Проводница втолкнула в купе растерянную моложавую селянку. Позади нее обреченно топтался мальчуган лет семи-восьми в огромной медвежьей шапке. На вид ребенок был абсолютно здоров и беззаботно улыбался щербатым ртом. Мать же, теребя угол цветастой шали, с трудом сдерживала слезы:

— Я по всем вагонам пробежалась — без билетов не берут…

— Да что у вас стряслось-то? — уточнила журналистка.

— Вот! — гостья рывком сняла с головы сына шапку, под которой оголилась…внушительных размеров хрустальная ваза.

От неожиданности Маша не удержалась и рассмеялась. Мальчуган повеселел, скорчил рожицу и радостно улыбнулся в ответ. Мать отвесила ему подзатыльник. Маша охнула и интуитивно выставила вперед руки, пытаясь подхватить вазу.

— Ни за какие коврижки не слетит — кого только не просила, — смахнула слезы женщина и пояснила: — Этот балбес царем себя возомнил и вазу на башку напялил. Нетути у нас такого доктора, чтоб помог. Фельдшерица велела везти в райцентр. А билетов в кассе нет.

— Входите, — смущенно потеснилась Маша.

— Вот спасибочки, а я вам за это чаек организую, — благодарно улыбнулась проводница.

Выходя из купе, она еще раз взглянула на парня и, прыснув от смеха, скрылась в коридоре. Мальчишка никак не реагировал на смешки. Сбросив куртку и ботинки, он по-деловому устроился на Никитиной полке у окна, поджал ноги и стал рисовать в потрепанной тетрадке какой-то замысловатый узор, облизывая от усердия потрескавшиеся губы. Мать нерешительно переминалась с ноги на ногу. Маша пригласила ее присесть, передвинувшись к юному дарованию.
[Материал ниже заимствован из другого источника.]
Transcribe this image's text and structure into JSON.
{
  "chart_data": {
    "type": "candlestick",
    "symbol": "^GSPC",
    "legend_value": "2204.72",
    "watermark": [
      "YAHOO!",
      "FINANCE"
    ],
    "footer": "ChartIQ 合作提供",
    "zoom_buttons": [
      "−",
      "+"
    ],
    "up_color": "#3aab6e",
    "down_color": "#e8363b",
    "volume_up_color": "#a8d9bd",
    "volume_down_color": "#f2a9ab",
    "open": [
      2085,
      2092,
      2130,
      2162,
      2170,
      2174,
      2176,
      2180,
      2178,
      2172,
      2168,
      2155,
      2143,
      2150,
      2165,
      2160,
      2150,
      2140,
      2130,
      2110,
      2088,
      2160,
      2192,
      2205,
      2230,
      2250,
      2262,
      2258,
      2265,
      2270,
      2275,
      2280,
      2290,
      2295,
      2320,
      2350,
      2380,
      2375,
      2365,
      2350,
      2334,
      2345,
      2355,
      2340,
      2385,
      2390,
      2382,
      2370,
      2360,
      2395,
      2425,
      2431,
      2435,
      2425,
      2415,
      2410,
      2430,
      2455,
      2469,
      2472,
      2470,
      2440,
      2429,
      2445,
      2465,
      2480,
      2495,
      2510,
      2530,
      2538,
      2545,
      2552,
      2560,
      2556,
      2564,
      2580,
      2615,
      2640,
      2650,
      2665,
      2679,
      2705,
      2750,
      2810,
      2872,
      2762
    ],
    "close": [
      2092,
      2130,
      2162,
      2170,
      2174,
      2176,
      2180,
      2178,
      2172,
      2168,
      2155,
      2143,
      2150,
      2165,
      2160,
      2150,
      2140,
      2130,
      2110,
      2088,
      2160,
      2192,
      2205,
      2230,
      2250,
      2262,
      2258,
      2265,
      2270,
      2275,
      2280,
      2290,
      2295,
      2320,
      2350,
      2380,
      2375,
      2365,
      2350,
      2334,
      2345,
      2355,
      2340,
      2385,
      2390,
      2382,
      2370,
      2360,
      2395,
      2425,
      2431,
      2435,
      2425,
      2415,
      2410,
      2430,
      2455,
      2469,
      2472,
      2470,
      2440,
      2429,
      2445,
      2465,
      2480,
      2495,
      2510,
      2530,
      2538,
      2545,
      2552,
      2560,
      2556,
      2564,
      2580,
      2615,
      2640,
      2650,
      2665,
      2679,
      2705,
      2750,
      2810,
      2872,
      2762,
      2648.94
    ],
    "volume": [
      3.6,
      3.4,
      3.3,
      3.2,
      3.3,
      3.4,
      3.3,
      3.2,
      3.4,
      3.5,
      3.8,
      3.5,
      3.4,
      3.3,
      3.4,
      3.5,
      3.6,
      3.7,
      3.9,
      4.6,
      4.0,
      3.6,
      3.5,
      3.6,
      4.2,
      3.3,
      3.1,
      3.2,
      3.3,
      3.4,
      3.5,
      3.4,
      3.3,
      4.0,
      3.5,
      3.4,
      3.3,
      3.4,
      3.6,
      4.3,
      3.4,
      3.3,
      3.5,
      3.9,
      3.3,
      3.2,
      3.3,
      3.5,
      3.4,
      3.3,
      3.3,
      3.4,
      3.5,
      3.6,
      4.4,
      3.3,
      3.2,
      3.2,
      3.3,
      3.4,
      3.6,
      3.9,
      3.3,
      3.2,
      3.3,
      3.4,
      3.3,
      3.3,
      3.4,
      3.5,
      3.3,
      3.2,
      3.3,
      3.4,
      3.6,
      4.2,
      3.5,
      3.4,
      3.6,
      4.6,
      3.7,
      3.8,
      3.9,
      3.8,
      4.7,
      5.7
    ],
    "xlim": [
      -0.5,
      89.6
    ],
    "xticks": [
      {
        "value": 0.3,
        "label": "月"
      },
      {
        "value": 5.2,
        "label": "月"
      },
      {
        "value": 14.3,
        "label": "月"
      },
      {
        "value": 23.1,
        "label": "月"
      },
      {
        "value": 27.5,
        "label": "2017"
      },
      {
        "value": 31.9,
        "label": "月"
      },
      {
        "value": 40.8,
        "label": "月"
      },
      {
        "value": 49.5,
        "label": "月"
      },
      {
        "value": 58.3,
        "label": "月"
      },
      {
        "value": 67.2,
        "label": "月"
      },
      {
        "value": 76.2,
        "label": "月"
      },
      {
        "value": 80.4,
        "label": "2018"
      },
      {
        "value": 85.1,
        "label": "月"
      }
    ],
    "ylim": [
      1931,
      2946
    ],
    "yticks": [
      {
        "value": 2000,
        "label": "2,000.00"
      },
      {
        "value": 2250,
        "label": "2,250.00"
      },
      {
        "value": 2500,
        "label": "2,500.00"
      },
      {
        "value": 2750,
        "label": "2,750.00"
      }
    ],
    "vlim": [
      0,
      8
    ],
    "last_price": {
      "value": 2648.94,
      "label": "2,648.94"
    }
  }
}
— Как звать-то тебя, герой?

— Васек, — не отрываясь, добродушно улыбнулся паренек.

— А зубы где потерял?

— Носился с пацанами в казаки-разбойники, вот со всей дури в дерево и угодил. Зубы посыпались, как орехи, — пояснила мать. — Это еще что. Вчерась играли в школе в прятки. Все дети как дети, а мой и тут учудил. Залез в столовой в печь, да и прикемарил. А когда Матрена хотела развести огонь, выскочил, как черт из табакерки. Баба орала, что есть мочи и с испугу разнесла полкухни. Ныне вот заикается. А Васька от страха забился промеж посудной стойкой и стеной и застрял. Пока плотник протрезвел, пока полку разобрали… — сетовала женщина. — Теперь вот за чашки с тарелками плати.

— Дела, — подмигнула юному озорнику Маша и посмотрела на мать. — Даст бог, доктор поможет. И наш шалунишка больше не будет баловаться. Верно, Васек?

Мальчуган кивнул в ответ. Вместе с его головой накренилась и ваза. Тополевская инстинктивно подставила ладони. Мать снова всхлипнула.

— Как же не будет. Минувшей зимой удумал быть рыцарем, напялил на сырую башку кастрюлю, да и выбег на мороз. А она возьми да и примерзни к волосам. Баню топили, чтобы снять. Одна с ним маета!

— Да не примерзла она, это Ванька мне палкой сверху шандарахнул, — поправил ее сын. — Он сказал, что я — гвоздь, а он — молоток…

Маша, давясь от хохота, уткнулась лицом в подушку, живо представив желторотого попутчика с кастрюлей на голове.

— Васек, ты бы поберег мать, — сквозь смех попросила она.

— Видать, при жизни не дождусь, — посетовала селянка. — Третьего дня смастерил из льняной простыни парашют, да и сиганул с ели. Полдня провисел, пока сняли.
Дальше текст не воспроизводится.